Ainsi, on ne fait surtout que brancher des véhicules et des technologies faites ailleurs… sur nos bornes. Woupi. Donc, comme le dit très justement Normand Mousseau, on subventionne des véhicules fabriqués ailleurs et qui ne créent que peu voire zéro emploi ici.

De plus, plusieurs entreprises étrangères intéressées à venir investir au Québec dans ce secteur sont en train de tourner les talons pour repartir à cause de l’immobilisme des gouvernements du Québec et du Canada.

Quel flagrant manque de vision et/ou de compétence !

Fini l’Institut du Transport Électrique du Québec, fini le projet Nomade de véhicules d’auto partage faits au Québec, fini la simple possibilité de se pencher sur le projet de monorail.

Pendant ce temps, le gouvernement et la CDPQ Infra annoncent en grandes pompes un projet de REM10 qui aura à peu près ZÉRO impact sur les GES en transport routier du Québec. $6 milliards pour 0,06% de diminution des GES en transports routiers du Québec, ça revient à combien la tonne déjà ? $3,273, selon le GRAME.

Lorsque j’étais au gouvernement, jamais nous n’avons prétendu que l’achat de véhicules électriques permettrait d’atteindre notre objectif de réduction des GES de -25% en 2020 par rapport à nos émissions de 1990. En fait, ce n’était pas son objectif. Ç’était plutôt le job du plan de lutte aux changements climatiques. Or, nous n’avons pas eu le temps d’en dévoiler un et le gouvernement Couillard, après 3 ans, n’a toujours pas dévoilé de plan détaillé de lutte aux GES expliquant comment il arriverait à son but.

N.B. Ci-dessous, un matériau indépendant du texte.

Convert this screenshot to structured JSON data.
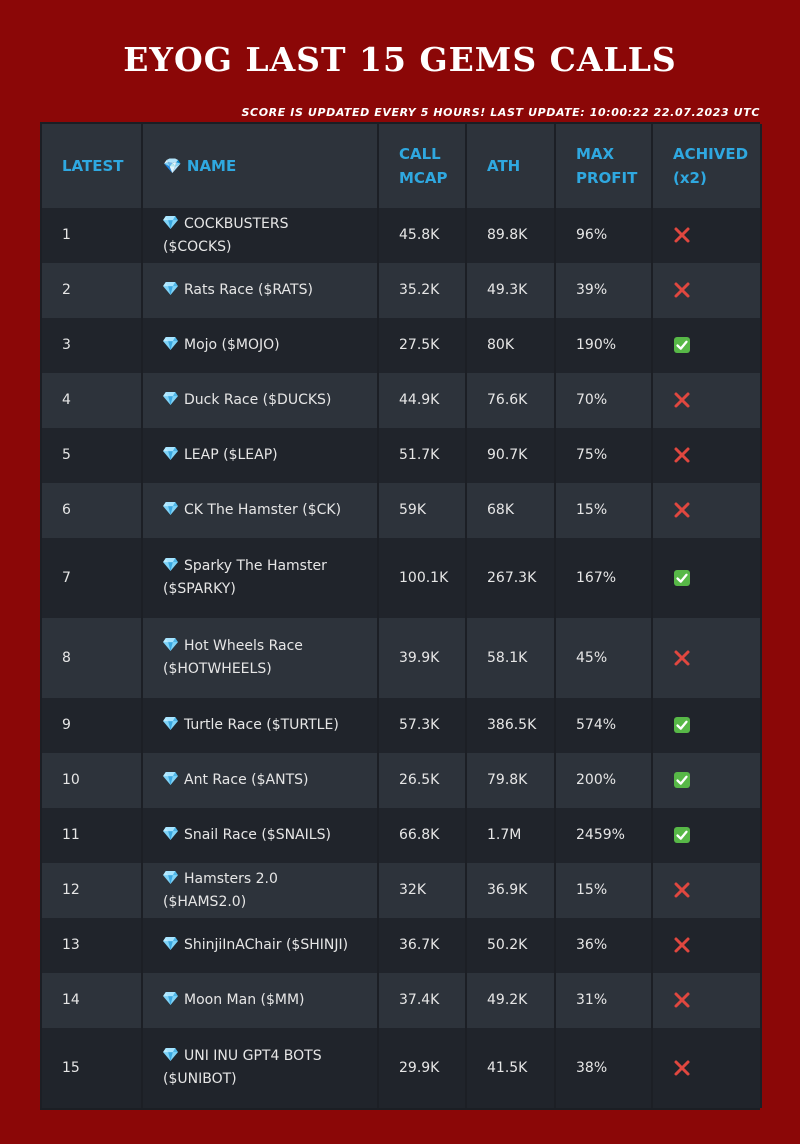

Que le gouvernement martèle aujourd’hui que son plan d’électrification des transports contribuera à atteindre leur objectif de -20% témoigne soit de leur volonté de déception, soit de leur ignorance.

Cela dit, nous étions persuadés qu’à l’horizon 2030, notre stratégie d’électrification des transports aurait eu un impact réel et positif sur les emplois et les GES du Québec.

Mais nous étions conscients ça ne réglait pas tout, loin de là. 

Et les subventions à l’achat ?

La pertinence de la question posée par M. Mousseau sur la subvention ou non à l’achat de voitures électriques demeure. En effet, lorsqu’on réalise que le plan global d’électrification des transports du gouvernement Couillard dispose d’un budget de $420 millions sur 5 ans et qu’il faudrait encore $680 millions en subventions (approximativement 85,000 véhicules électriques restants pour atteindre 100,000 VÉ X $8000 par véhicule) pour les seuls achats de véhicules, on se rend très vite compte que le calcul ne fonctionne pas.

Imaginez alors l’objectif de 1 million de véhicules électriques en 2030 que le gouvernement a annoncé dans sa politique énergétique: la facture serait de $ 8 milliards si on continuait à les subventionner au même niveau.

Rien que ça.

C’est pourquoi je suis d’avis que nous n’aurons pas le choix de passer à un système de bonus-malus digne de ce nom afin d’encourager le passage vers les véhicules dits « Zéro Émission » et décourager l’achat de ces véhicules énergivores tellement à la mode ces jours-ci. Avec un bonus-malus inspiré du système français11 qui vise la neutralité fiscale, cela ferait en sorte d’accélérer le passage vers les véhicules écoénergétiques et électriques sans grever les finances de l’état.

Un tel bonus-malus s’avèrerait d’autant plus incontournable si les constructeurs automobiles persuadent l’administration Trump de laisser tomber les nouvelles normes CAFE pour 2025 car les véhicules seraient alors beaucoup moins écoénergétiques qu’ils auraient pu l’être d’ici là. Il nous faudrait donc compenser par des règles plus sévères à l’achat des véhicules légers sur le territoire québécois sinon notre consommation de pétrole ne cesserait d’augmenter…et il semblerait, selon le New York Time12, que ce recul majeur vis-à-vis les normes CAFE pourrait être annoncé dans les prochains jours.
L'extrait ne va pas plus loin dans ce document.